Motivation for Logistic Regression

The first video for week 3 mentions that if we use linear regression for classification, everything to the left of the vertical blue line (passing through the point where the line y = 0.5 intersects the line, say l, given by the linear regression algorithm) is classified as 0 and everything to its right is classified as 1. I don’t quite get that.

Wouldn’t everything above the line y = 0.5 (on both sides of line l) be classified as 1 and everything below as 0? In other words, if we were to split the graph based on where examples are classified as positive, would the dividing line be x = 0.5 or y = 0.5?

Hello @mvrbiguv,

From the slide, we do not know whether that point is located at x = 0.5.

Since we know that point is located at y = 0.5, we can say that anything above y = 0.5 can be classified as 1. Moreover, since that line in the slide is strictly increasing, you may also say anything to the right of that point should be classified as 1.


Note also that it is a very simple linear problem with one feature. Therefore, if you know the location of that division point (x_0, y_0), it is your freedom to describe it whatever way you want - either to the right of the point or above the point.

When you are dealing with a multi-feature problems. You no longer can tell what is left or right, however, since you still have only one label (which is y), you can always describe it as "classifying it as 1 if y > 0.5 or calling it “above” the threshold of y=0.5.

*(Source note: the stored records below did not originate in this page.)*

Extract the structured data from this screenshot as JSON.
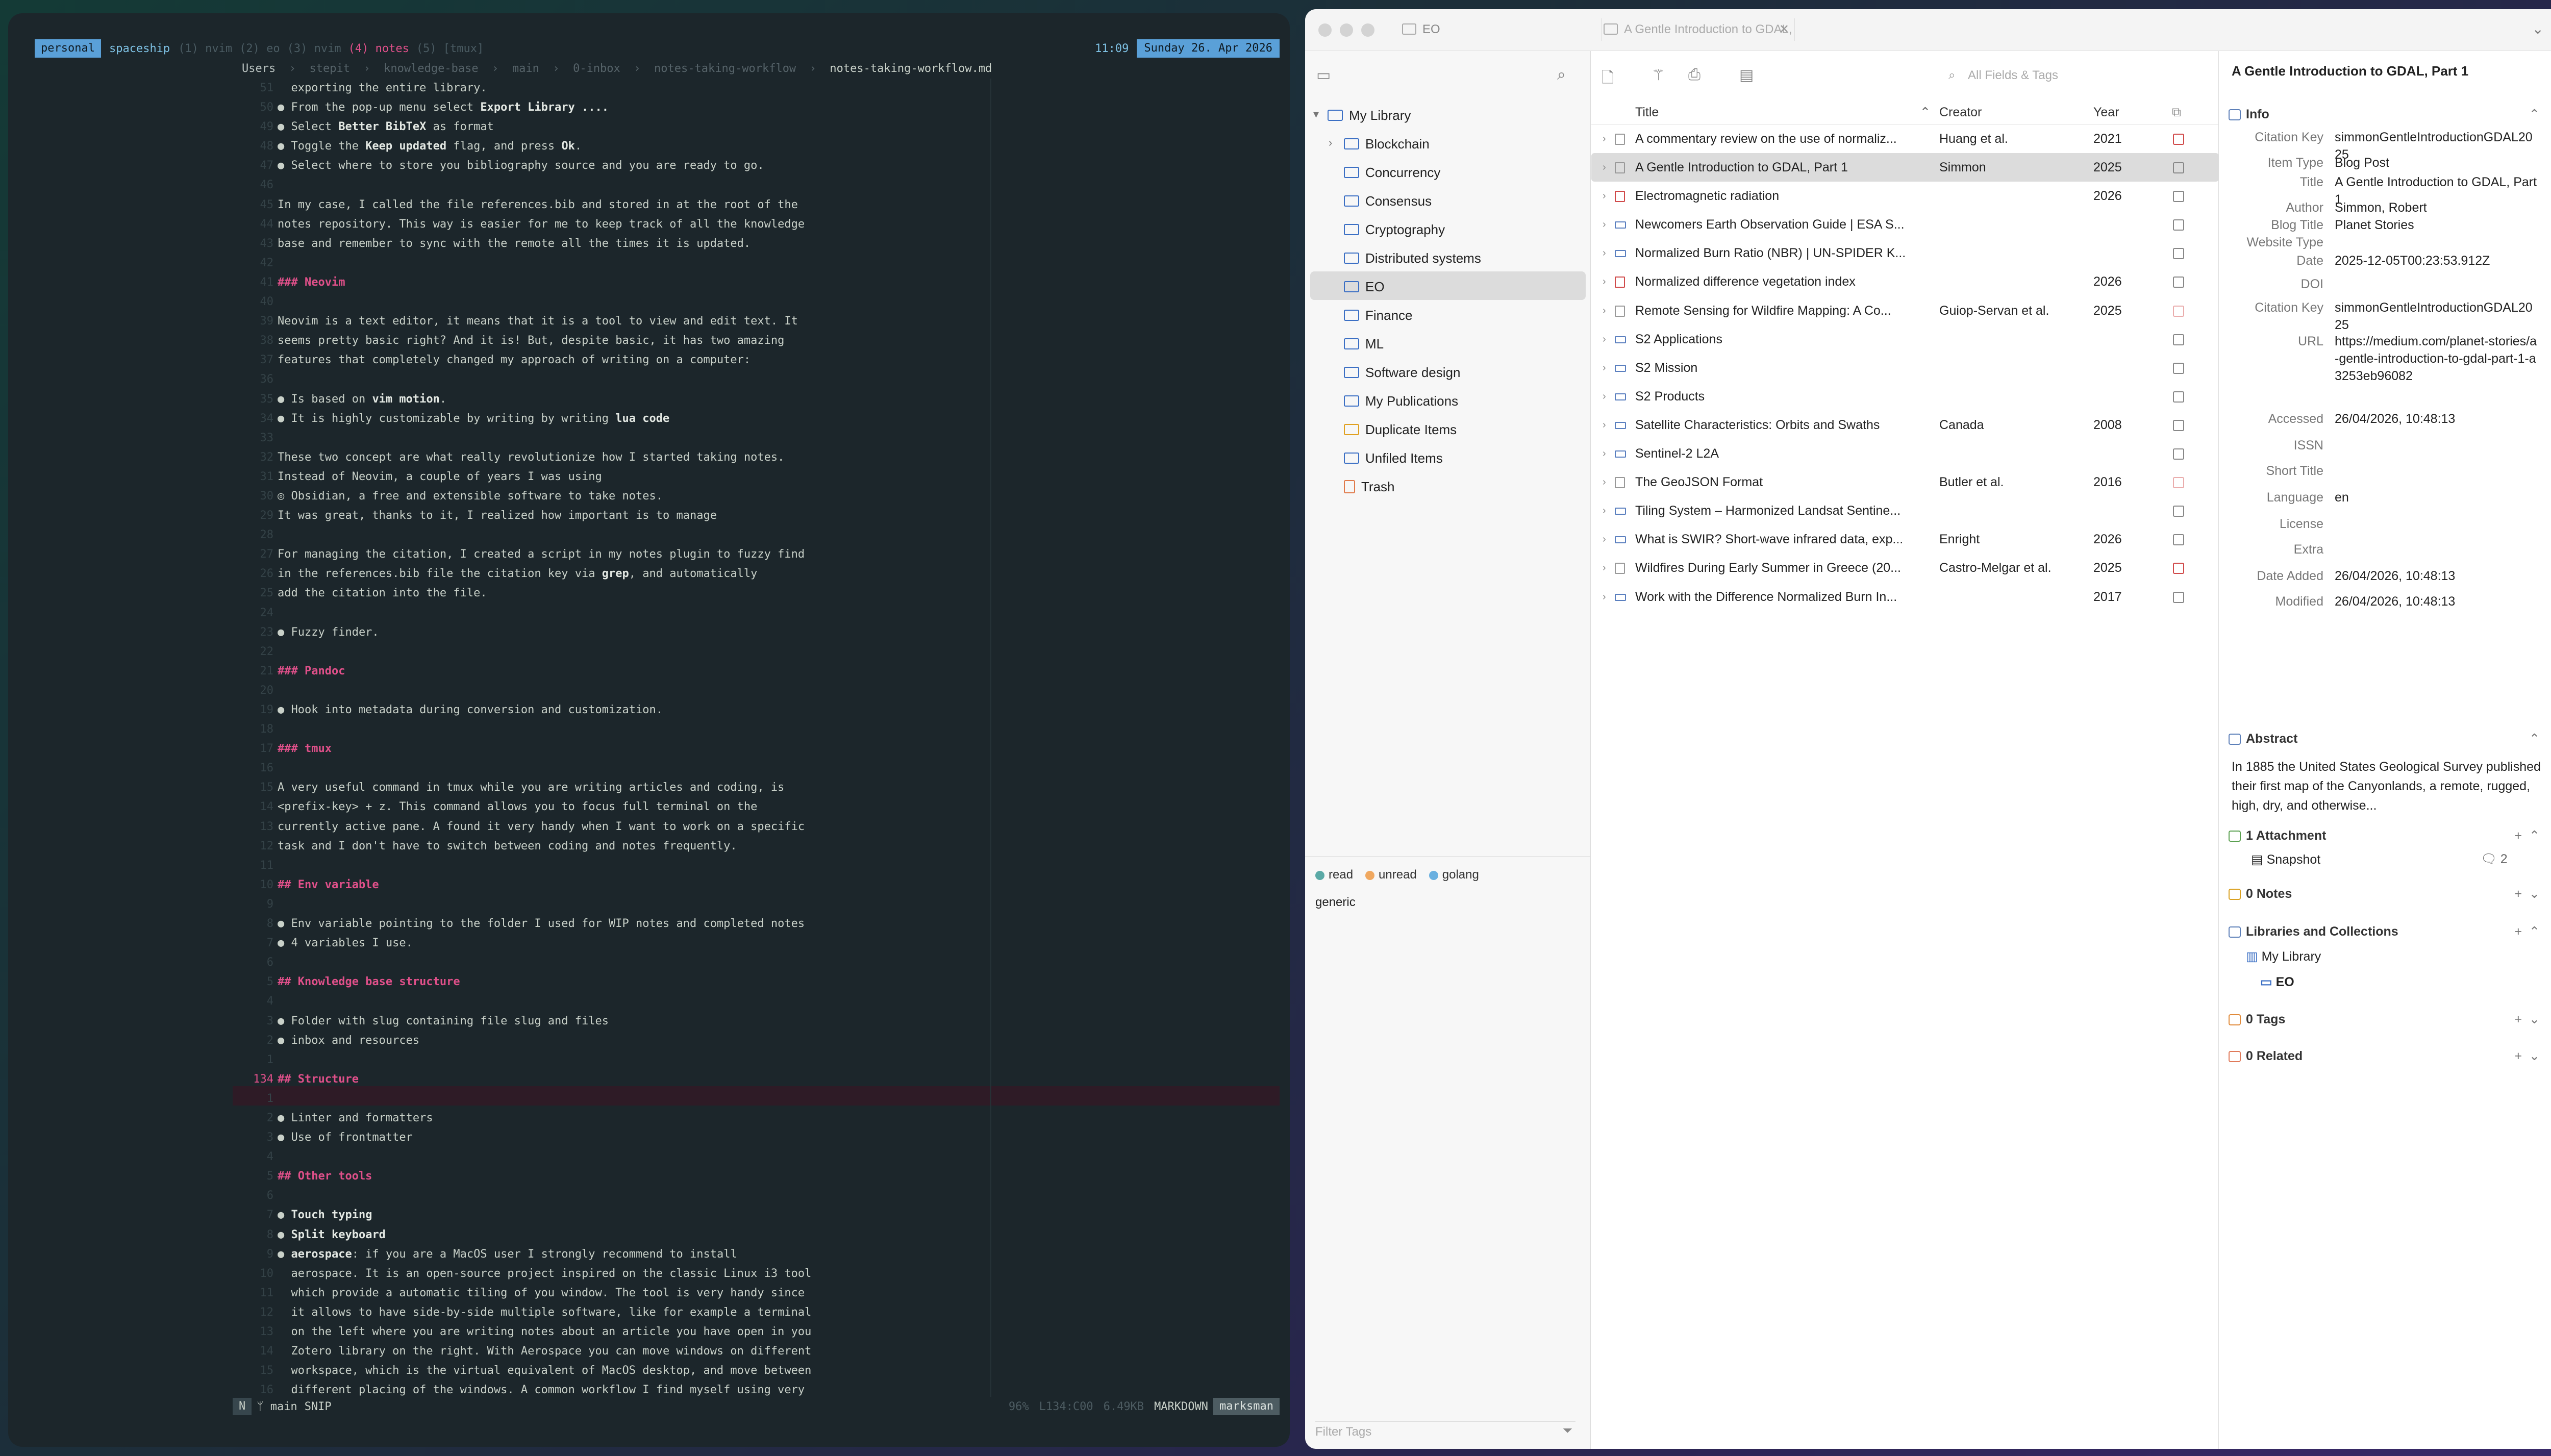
{
  "terminal": {
    "tmux": {
      "session": "personal",
      "host": "spaceship",
      "windows": [
        {
          "label": "(1) nvim",
          "current": false
        },
        {
          "label": "(2) eo",
          "current": false
        },
        {
          "label": "(3) nvim",
          "current": false
        },
        {
          "label": "(4) notes",
          "current": true
        },
        {
          "label": "(5) [tmux]",
          "current": false
        }
      ],
      "time": "11:09",
      "date": "Sunday 26. Apr 2026"
    },
    "breadcrumb": [
      "Users",
      "stepit",
      "knowledge-base",
      "main",
      "0-inbox",
      "notes-taking-workflow",
      "notes-taking-workflow.md"
    ],
    "gutter": [
      "52",
      "",
      "",
      "",
      "",
      "",
      "6",
      "",
      "",
      "",
      "",
      "",
      "",
      "",
      "",
      "",
      "",
      "",
      "",
      "",
      "",
      "",
      "",
      "",
      "",
      "",
      "",
      "",
      "",
      "",
      "",
      "",
      "",
      "",
      "",
      "",
      "",
      "",
      "",
      "",
      "",
      "",
      "",
      "",
      "",
      "",
      "",
      "",
      "",
      "",
      "",
      "",
      "",
      "",
      "",
      "",
      "",
      "",
      "",
      "",
      "",
      "",
      "",
      "",
      "",
      "",
      "",
      "",
      "",
      "",
      "",
      "",
      "",
      "",
      "",
      "",
      "",
      "",
      "",
      "",
      "",
      ""
    ],
    "lines": [
      "  exporting the entire library.",
      "● From the pop-up menu select **Export Library ....**",
      "● Select **Better BibTeX** as format",
      "● Toggle the **Keep updated** flag, and press **Ok**.",
      "● Select where to store you bibliography source and you are ready to go.",
      "",
      "In my case, I called the file references.bib and stored in at the root of the",
      "notes repository. This way is easier for me to keep track of all the knowledge",
      "base and remember to sync with the remote all the times it is updated.",
      "",
      "### Neovim",
      "",
      "Neovim is a text editor, it means that it is a tool to view and edit text. It",
      "seems pretty basic right? And it is! But, despite basic, it has two amazing",
      "features that completely changed my approach of writing on a computer:",
      "",
      "● Is based on **vim motion**.",
      "● It is highly customizable by writing by writing **lua code**",
      "",
      "These two concept are what really revolutionize how I started taking notes.",
      "Instead of Neovim, a couple of years I was using",
      "◎ Obsidian, a free and extensible software to take notes.",
      "It was great, thanks to it, I realized how important is to manage",
      "",
      "For managing the citation, I created a script in my notes plugin to fuzzy find",
      "in the references.bib file the citation key via **grep**, and automatically",
      "add the citation into the file.",
      "",
      "● Fuzzy finder.",
      "",
      "### Pandoc",
      "",
      "● Hook into metadata during conversion and customization.",
      "",
      "### tmux",
      "",
      "A very useful command in tmux while you are writing articles and coding, is",
      "<prefix-key> + z. This command allows you to focus full terminal on the",
      "currently active pane. A found it very handy when I want to work on a specific",
      "task and I don't have to switch between coding and notes frequently.",
      "",
      "## Env variable",
      "",
      "● Env variable pointing to the folder I used for WIP notes and completed notes",
      "● 4 variables I use.",
      "",
      "## Knowledge base structure",
      "",
      "● Folder with slug containing file slug and files",
      "● inbox and resources",
      "",
      "## Structure",
      "",
      "● Linter and formatters",
      "● Use of frontmatter",
      "",
      "## Other tools",
      "",
      "● **Touch typing**",
      "● **Split keyboard**",
      "● **aerospace**: if you are a MacOS user I strongly recommend to install",
      "  aerospace. It is an open-source project inspired on the classic Linux i3 tool",
      "  which provide a automatic tiling of you window. The tool is very handy since",
      "  it allows to have side-by-side multiple software, like for example a terminal",
      "  on the left where you are writing notes about an article you have open in you",
      "  Zotero library on the right. With Aerospace you can move windows on different",
      "  workspace, which is the virtual equivalent of MacOS desktop, and move between",
      "  different placing of the windows. A common workflow I find myself using very"
    ],
    "cursor_line_number": "134",
    "status": {
      "mode": "N",
      "branch": "ᛘ main",
      "snip": "SNIP",
      "percent": "96%",
      "position": "L134:C00",
      "size": "6.49KB",
      "filetype": "MARKDOWN",
      "lsp": "marksman"
    }
  },
  "zotero": {
    "tab_collection": "EO",
    "tab_item": "A Gentle Introduction to GDAL, Part 1",
    "collections": [
      {
        "label": "My Library",
        "level": 0,
        "twisty": "▾",
        "kind": "library"
      },
      {
        "label": "Blockchain",
        "level": 1,
        "twisty": "›",
        "kind": "folder"
      },
      {
        "label": "Concurrency",
        "level": 1,
        "twisty": "",
        "kind": "folder"
      },
      {
        "label": "Consensus",
        "level": 1,
        "twisty": "",
        "kind": "folder"
      },
      {
        "label": "Cryptography",
        "level": 1,
        "twisty": "",
        "kind": "folder"
      },
      {
        "label": "Distributed systems",
        "level": 1,
        "twisty": "",
        "kind": "folder"
      },
      {
        "label": "EO",
        "level": 1,
        "twisty": "",
        "kind": "folder",
        "selected": true
      },
      {
        "label": "Finance",
        "level": 1,
        "twisty": "",
        "kind": "folder"
      },
      {
        "label": "ML",
        "level": 1,
        "twisty": "",
        "kind": "folder"
      },
      {
        "label": "Software design",
        "level": 1,
        "twisty": "",
        "kind": "folder"
      },
      {
        "label": "My Publications",
        "level": 1,
        "twisty": "",
        "kind": "folder"
      },
      {
        "label": "Duplicate Items",
        "level": 1,
        "twisty": "",
        "kind": "warn"
      },
      {
        "label": "Unfiled Items",
        "level": 1,
        "twisty": "",
        "kind": "folder"
      },
      {
        "label": "Trash",
        "level": 1,
        "twisty": "",
        "kind": "trash"
      }
    ],
    "tags": [
      {
        "label": "read",
        "color": "#5aa9a6"
      },
      {
        "label": "unread",
        "color": "#f0a860"
      },
      {
        "label": "golang",
        "color": "#6ab0e0"
      }
    ],
    "generic_tag": "generic",
    "filter_tags_placeholder": "Filter Tags",
    "search_placeholder": "All Fields & Tags",
    "columns": {
      "title": "Title",
      "sort": "⌃",
      "creator": "Creator",
      "year": "Year",
      "attach": "⧉"
    },
    "items": [
      {
        "title": "A commentary review on the use of normaliz...",
        "creator": "Huang et al.",
        "year": "2021",
        "type": "doc",
        "attach": "pdf"
      },
      {
        "title": "A Gentle Introduction to GDAL, Part 1",
        "creator": "Simmon",
        "year": "2025",
        "type": "doc",
        "attach": "snap",
        "selected": true
      },
      {
        "title": "Electromagnetic radiation",
        "creator": "",
        "year": "2026",
        "type": "book",
        "attach": "snap"
      },
      {
        "title": "Newcomers Earth Observation Guide | ESA S...",
        "creator": "",
        "year": "",
        "type": "blog",
        "attach": "snap"
      },
      {
        "title": "Normalized Burn Ratio (NBR) | UN-SPIDER K...",
        "creator": "",
        "year": "",
        "type": "blog",
        "attach": "snap"
      },
      {
        "title": "Normalized difference vegetation index",
        "creator": "",
        "year": "2026",
        "type": "book",
        "attach": "snap"
      },
      {
        "title": "Remote Sensing for Wildfire Mapping: A Co...",
        "creator": "Guiop-Servan et al.",
        "year": "2025",
        "type": "doc",
        "attach": "pdf-light"
      },
      {
        "title": "S2 Applications",
        "creator": "",
        "year": "",
        "type": "blog",
        "attach": "snap"
      },
      {
        "title": "S2 Mission",
        "creator": "",
        "year": "",
        "type": "blog",
        "attach": "snap"
      },
      {
        "title": "S2 Products",
        "creator": "",
        "year": "",
        "type": "blog",
        "attach": "snap"
      },
      {
        "title": "Satellite Characteristics: Orbits and Swaths",
        "creator": "Canada",
        "year": "2008",
        "type": "blog",
        "attach": "snap"
      },
      {
        "title": "Sentinel-2 L2A",
        "creator": "",
        "year": "",
        "type": "blog",
        "attach": "snap"
      },
      {
        "title": "The GeoJSON Format",
        "creator": "Butler et al.",
        "year": "2016",
        "type": "doc",
        "attach": "pdf-light"
      },
      {
        "title": "Tiling System – Harmonized Landsat Sentine...",
        "creator": "",
        "year": "",
        "type": "blog",
        "attach": "snap"
      },
      {
        "title": "What is SWIR? Short-wave infrared data, exp...",
        "creator": "Enright",
        "year": "2026",
        "type": "blog",
        "attach": "snap"
      },
      {
        "title": "Wildfires During Early Summer in Greece (20...",
        "creator": "Castro-Melgar et al.",
        "year": "2025",
        "type": "doc",
        "attach": "pdf"
      },
      {
        "title": "Work with the Difference Normalized Burn In...",
        "creator": "",
        "year": "2017",
        "type": "blog",
        "attach": "snap"
      }
    ],
    "info": {
      "header_title": "A Gentle Introduction to GDAL, Part 1",
      "section": "Info",
      "fields": [
        {
          "label": "Citation Key",
          "value": "simmonGentleIntroductionGDAL2025"
        },
        {
          "label": "Item Type",
          "value": "Blog Post"
        },
        {
          "label": "Title",
          "value": "A Gentle Introduction to GDAL, Part 1"
        },
        {
          "label": "Author",
          "value": "Simmon, Robert"
        },
        {
          "label": "Blog Title",
          "value": "Planet Stories"
        },
        {
          "label": "Website Type",
          "value": ""
        },
        {
          "label": "Date",
          "value": "2025-12-05T00:23:53.912Z"
        },
        {
          "label": "DOI",
          "value": ""
        },
        {
          "label": "Citation Key",
          "value": "simmonGentleIntroductionGDAL2025"
        },
        {
          "label": "URL",
          "value": "https://medium.com/planet-stories/a-gentle-introduction-to-gdal-part-1-a3253eb96082"
        },
        {
          "label": "Accessed",
          "value": "26/04/2026, 10:48:13"
        },
        {
          "label": "ISSN",
          "value": ""
        },
        {
          "label": "Short Title",
          "value": ""
        },
        {
          "label": "Language",
          "value": "en"
        },
        {
          "label": "License",
          "value": ""
        },
        {
          "label": "Extra",
          "value": ""
        },
        {
          "label": "Date Added",
          "value": "26/04/2026, 10:48:13"
        },
        {
          "label": "Modified",
          "value": "26/04/2026, 10:48:13"
        }
      ],
      "abstract_title": "Abstract",
      "abstract": "In 1885 the United States Geological Survey published their first map of the Canyonlands, a remote, rugged, high, dry, and otherwise...",
      "attachments_title": "1 Attachment",
      "attachment_name": "Snapshot",
      "attachment_count": "2",
      "notes_title": "0 Notes",
      "libraries_title": "Libraries and Collections",
      "library": "My Library",
      "collection": "EO",
      "tags_title": "0 Tags",
      "related_title": "0 Related"
    }
  }
}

The graph shows y-hat (y^), that is, it shows the algorithm’s prediction, so the Y-coordinate of each point is either 0 or 1 based on this prediction. Since everything on the left of the threshold (0.5) will be predicted as benign, there can’t be any point with Y=1 (y-hat = 1) there. If you wanted to show a misclassified sample, you’d draw a “cross”-labeled (x) point to the left, but still at Y=0 (a false negative).